Sunday, October 29, 2006

Guinea Pig

I’ve been thinking about love lately, mostly about the nature of love. I have lots of love for my friends and family and been in love three times, but I don’t really know much about the elusive feeling. Is love about yourself or your beloved? Do you really helplessly fall in love or is it a choice based on conscious or unconscious influences all around you? Why do you fall in love with one person and not another? Is love about passion, commonalities or even biology? Can you stop loving someone? Does love really exist or is it just a name we give a complex mixture of hormones, chemicals and nerve endings?
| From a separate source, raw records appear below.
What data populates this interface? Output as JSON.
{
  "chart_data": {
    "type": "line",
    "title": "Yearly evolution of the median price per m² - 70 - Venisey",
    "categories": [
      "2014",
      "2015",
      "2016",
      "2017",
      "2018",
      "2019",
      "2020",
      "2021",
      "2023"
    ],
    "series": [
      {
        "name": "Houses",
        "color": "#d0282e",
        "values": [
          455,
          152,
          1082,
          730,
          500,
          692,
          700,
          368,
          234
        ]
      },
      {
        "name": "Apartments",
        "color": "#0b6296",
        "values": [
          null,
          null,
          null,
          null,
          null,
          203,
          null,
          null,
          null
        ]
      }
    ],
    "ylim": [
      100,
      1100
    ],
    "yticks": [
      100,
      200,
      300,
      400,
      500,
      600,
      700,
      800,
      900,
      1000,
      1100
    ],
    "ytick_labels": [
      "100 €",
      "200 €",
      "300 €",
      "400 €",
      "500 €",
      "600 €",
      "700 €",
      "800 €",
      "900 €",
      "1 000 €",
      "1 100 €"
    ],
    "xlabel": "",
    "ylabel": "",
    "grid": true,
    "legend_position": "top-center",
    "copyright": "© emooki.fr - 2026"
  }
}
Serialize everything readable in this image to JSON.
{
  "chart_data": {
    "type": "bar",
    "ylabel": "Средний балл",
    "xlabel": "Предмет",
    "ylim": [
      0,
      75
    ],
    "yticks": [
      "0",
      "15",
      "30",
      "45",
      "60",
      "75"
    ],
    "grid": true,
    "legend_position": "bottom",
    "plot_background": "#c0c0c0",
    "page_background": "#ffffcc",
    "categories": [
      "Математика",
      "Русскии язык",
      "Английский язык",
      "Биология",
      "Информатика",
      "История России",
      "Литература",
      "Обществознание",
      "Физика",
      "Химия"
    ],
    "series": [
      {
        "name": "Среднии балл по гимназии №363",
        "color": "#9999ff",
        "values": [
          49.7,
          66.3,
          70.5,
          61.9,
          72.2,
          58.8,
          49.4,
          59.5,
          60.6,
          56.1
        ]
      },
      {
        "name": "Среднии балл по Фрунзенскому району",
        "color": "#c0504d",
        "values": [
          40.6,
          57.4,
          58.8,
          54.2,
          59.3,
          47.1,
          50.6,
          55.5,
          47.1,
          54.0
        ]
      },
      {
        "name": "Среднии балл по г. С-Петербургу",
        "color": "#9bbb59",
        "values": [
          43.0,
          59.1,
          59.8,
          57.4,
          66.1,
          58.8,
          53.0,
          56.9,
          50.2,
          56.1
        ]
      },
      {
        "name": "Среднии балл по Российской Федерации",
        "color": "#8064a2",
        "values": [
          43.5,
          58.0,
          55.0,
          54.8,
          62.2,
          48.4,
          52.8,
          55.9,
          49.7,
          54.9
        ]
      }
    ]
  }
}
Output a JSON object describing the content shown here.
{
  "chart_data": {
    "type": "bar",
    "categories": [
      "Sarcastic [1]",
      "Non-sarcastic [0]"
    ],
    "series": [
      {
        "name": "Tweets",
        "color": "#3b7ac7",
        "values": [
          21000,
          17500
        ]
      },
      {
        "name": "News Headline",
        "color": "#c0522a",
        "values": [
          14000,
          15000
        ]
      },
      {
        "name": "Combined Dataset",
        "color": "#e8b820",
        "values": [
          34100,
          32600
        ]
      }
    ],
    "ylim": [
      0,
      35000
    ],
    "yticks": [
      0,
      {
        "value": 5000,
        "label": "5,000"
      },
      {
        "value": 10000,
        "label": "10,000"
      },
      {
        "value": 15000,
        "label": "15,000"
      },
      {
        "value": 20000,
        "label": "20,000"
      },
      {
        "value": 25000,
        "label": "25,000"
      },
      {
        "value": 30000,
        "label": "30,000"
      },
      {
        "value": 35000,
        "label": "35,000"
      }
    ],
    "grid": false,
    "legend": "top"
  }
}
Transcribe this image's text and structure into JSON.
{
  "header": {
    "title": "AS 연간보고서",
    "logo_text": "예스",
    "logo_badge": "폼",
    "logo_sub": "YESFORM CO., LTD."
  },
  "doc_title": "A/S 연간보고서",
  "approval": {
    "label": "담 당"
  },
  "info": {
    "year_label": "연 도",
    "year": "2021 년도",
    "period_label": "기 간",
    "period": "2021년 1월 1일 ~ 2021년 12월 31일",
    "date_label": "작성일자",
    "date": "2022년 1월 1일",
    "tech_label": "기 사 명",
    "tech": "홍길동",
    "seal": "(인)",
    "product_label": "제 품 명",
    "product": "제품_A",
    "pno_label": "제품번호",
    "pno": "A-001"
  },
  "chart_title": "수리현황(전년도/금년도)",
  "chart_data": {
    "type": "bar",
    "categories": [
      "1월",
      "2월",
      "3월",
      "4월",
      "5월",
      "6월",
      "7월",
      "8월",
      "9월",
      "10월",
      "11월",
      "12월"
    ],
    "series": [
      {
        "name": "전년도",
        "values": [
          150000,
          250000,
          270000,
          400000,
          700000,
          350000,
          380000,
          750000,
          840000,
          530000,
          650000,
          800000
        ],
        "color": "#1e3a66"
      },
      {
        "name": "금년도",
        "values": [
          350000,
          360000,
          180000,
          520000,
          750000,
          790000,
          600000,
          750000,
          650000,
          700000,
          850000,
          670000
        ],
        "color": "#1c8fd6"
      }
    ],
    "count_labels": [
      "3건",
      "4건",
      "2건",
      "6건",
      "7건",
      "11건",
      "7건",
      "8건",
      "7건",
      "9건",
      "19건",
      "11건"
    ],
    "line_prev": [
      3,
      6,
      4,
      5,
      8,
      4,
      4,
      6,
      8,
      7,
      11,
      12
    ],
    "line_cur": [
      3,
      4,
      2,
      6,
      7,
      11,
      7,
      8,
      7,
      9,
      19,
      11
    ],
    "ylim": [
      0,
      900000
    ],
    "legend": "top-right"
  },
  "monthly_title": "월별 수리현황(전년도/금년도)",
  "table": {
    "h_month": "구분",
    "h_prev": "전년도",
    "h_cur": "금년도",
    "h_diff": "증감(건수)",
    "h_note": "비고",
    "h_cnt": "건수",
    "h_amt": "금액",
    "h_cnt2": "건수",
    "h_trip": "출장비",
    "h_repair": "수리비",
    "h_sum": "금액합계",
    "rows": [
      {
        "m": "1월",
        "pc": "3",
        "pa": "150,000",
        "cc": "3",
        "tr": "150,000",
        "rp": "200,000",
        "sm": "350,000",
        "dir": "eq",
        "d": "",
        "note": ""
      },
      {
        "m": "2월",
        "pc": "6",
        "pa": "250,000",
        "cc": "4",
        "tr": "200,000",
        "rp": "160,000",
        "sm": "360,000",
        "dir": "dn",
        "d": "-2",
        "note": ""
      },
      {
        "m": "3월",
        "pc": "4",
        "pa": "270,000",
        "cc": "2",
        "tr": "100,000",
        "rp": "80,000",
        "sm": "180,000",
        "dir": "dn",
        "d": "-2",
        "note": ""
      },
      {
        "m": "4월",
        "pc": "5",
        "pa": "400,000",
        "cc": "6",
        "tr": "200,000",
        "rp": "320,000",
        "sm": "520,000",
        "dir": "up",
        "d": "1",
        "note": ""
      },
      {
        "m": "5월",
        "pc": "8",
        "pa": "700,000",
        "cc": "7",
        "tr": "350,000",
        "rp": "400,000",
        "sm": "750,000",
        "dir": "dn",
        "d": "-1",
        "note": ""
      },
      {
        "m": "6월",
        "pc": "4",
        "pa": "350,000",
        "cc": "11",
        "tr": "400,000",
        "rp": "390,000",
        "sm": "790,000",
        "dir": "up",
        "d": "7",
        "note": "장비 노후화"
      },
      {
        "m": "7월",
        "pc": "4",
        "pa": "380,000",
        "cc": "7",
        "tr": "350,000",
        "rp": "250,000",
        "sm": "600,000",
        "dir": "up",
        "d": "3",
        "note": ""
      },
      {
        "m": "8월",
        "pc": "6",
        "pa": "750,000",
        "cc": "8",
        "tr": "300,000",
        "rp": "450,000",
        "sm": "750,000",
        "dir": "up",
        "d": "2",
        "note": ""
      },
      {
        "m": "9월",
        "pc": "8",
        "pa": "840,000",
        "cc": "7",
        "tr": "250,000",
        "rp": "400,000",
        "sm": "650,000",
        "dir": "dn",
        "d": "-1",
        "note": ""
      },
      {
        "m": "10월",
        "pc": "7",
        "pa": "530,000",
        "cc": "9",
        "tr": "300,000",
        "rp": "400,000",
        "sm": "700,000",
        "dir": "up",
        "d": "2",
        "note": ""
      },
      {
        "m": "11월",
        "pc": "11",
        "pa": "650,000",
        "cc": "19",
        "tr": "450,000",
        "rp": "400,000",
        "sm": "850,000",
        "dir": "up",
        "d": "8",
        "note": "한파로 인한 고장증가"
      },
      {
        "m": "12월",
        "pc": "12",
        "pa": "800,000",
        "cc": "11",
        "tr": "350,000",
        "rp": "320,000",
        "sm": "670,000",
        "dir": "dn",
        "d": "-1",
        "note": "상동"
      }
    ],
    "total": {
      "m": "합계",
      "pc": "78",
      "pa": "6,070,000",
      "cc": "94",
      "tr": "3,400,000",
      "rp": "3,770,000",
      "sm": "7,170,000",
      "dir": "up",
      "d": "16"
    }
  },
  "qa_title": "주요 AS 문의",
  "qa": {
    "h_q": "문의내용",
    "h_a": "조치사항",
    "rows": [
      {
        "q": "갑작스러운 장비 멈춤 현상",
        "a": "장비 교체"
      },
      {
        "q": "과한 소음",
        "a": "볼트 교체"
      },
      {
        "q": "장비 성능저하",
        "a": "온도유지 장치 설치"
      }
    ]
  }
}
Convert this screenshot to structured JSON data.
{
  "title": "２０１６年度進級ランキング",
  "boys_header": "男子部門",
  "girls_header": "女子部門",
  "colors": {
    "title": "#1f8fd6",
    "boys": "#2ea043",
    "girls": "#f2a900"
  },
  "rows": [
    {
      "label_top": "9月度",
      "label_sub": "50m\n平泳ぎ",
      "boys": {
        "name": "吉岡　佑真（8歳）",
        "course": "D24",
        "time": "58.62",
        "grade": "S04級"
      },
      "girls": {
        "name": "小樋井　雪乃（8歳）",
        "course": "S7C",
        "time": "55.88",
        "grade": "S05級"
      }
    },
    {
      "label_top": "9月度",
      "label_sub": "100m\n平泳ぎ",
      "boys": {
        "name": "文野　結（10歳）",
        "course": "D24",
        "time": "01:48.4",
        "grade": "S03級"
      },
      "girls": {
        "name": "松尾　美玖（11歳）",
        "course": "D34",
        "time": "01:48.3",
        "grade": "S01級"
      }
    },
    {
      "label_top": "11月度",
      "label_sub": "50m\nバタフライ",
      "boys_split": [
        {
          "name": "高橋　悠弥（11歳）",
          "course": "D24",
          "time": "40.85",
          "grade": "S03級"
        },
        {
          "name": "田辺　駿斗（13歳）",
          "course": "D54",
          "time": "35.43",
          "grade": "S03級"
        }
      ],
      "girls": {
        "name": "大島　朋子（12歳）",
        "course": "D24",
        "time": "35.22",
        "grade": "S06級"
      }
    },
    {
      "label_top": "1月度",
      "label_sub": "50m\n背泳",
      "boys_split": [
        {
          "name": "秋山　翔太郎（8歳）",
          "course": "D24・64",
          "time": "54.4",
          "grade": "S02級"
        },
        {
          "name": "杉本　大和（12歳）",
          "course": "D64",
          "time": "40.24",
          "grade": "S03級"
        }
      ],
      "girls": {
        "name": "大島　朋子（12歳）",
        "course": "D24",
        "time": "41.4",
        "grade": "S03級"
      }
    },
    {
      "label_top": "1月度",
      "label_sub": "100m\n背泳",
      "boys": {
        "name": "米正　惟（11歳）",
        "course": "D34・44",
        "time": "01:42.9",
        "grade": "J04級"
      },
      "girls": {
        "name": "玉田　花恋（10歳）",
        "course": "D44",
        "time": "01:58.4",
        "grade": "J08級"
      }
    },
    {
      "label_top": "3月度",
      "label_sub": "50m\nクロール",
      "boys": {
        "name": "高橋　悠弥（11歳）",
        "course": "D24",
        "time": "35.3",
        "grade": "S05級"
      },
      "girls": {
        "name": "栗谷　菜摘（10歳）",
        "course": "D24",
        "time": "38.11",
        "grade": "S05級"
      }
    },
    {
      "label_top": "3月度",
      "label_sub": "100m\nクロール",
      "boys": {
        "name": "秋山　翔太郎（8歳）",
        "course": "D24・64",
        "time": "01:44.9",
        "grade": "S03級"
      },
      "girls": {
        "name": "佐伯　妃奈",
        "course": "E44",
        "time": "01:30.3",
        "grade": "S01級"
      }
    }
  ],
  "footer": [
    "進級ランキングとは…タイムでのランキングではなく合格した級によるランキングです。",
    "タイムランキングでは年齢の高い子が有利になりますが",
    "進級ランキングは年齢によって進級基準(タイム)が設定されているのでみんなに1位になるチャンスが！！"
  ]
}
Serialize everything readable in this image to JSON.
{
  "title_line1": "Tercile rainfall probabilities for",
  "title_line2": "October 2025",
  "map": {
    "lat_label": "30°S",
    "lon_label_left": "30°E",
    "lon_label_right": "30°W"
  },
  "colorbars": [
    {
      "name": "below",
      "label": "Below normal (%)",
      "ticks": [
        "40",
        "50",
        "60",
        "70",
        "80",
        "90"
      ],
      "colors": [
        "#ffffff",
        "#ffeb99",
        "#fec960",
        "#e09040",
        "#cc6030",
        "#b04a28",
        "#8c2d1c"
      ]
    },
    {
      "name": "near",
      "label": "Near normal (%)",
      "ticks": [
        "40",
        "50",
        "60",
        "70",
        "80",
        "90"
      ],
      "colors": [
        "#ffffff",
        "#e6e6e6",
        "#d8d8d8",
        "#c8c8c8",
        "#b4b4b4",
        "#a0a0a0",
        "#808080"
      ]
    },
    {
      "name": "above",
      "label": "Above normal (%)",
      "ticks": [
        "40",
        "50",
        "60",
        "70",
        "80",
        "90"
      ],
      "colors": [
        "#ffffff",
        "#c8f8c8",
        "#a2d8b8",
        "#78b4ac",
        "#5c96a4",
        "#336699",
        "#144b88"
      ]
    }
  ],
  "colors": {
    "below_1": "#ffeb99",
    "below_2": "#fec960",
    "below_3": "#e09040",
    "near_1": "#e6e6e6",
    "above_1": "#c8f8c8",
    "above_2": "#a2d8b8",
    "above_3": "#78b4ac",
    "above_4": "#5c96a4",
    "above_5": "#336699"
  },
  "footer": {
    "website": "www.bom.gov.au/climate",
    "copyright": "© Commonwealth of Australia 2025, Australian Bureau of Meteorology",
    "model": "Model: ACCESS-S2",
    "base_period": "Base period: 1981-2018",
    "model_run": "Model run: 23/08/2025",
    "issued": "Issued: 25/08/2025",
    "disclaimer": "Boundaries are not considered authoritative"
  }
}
Each time I’ve been in love it has been unique, which makes sense because they were all with different individuals. The feelings range from intense passion to warm fuzzies to frustrating discomfort to absolute heartbreak, but it’s always felt right to call it love. One was adolescent naïveté, the next was an instant smack in the face and the last one kind of crept up on me by surprise. None of them worked out.

I crave understanding more than anything else, but I’m not sure I’m going to ever understand love. I do want to understand myself, so I’m going to do a little experiment for my own comprehension. I’m going to ask myself these questions: What is love to me? How do I want to love? How should I express it in my life? How has my history affected my ability to love? How can I answer the questions in the first paragraph? Is my love good?

I think I’m going to write a play about this.